Date: Thu. April 27th, 2017, 4:00 pm-5:00 pm
Location: Rockefeller 301

Planets Around Nearby Stars

Modern science began with Copernicus speculating that the Earth is a
planet and that all the planets orbit the Sun.  Bruno followed up by
speculating that the Sun is a star, that other stars have planets, and
other planets are inhabited by life.  For this and other heresies,
Bruno was burned at the stake in a public square in Rome in 1600.
Astronomy and extrasolar planets were a really hot field at the time.

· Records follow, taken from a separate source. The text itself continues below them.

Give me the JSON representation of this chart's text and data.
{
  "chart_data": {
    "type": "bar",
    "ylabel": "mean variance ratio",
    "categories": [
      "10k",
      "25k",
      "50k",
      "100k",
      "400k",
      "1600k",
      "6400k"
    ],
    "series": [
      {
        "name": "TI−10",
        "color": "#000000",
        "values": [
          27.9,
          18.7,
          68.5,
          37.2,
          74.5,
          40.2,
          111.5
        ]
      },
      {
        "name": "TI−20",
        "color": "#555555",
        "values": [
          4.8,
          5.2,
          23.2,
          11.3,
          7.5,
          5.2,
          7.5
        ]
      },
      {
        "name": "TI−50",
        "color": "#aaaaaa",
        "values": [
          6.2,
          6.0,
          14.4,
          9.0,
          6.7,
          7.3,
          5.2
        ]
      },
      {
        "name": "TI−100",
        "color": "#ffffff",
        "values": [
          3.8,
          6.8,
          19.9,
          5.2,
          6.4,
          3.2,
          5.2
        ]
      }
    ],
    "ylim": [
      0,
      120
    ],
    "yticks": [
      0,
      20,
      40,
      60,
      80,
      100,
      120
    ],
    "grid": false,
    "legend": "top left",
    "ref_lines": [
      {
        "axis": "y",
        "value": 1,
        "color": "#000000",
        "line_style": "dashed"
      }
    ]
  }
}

Over the past 20 years more than a thousand extrasolar planets have
been found, first from ground-based precision Doppler and photometric
transit surveys, and more recently by the Kepler space mission.  We
have concentrated on building precise Doppler systems to survey the
nearest stars.  Our systems at Lick, Keck, AAT, and Magellan have
found hundreds of planets, including 5 of the first six planets, the
first saturn-mass planet, the first neptune-mass planet, the first
terrestrial mass planet, and the first multiple planet system.

In August we announced the discovery of a potentially habitable around
the nearest star, Proxima Centauri, based on archival data from the
ESO HARPS and UVES spectrometers reanalyzed with improved packages
that we have written, and with a dedicated 2 month campaign of high
cadence observing on HARPS.  This discovery highlights the latest
statistical evidence from Kepler and ground-based Doppler surveys that
~30% of stars have potentially habitable planets.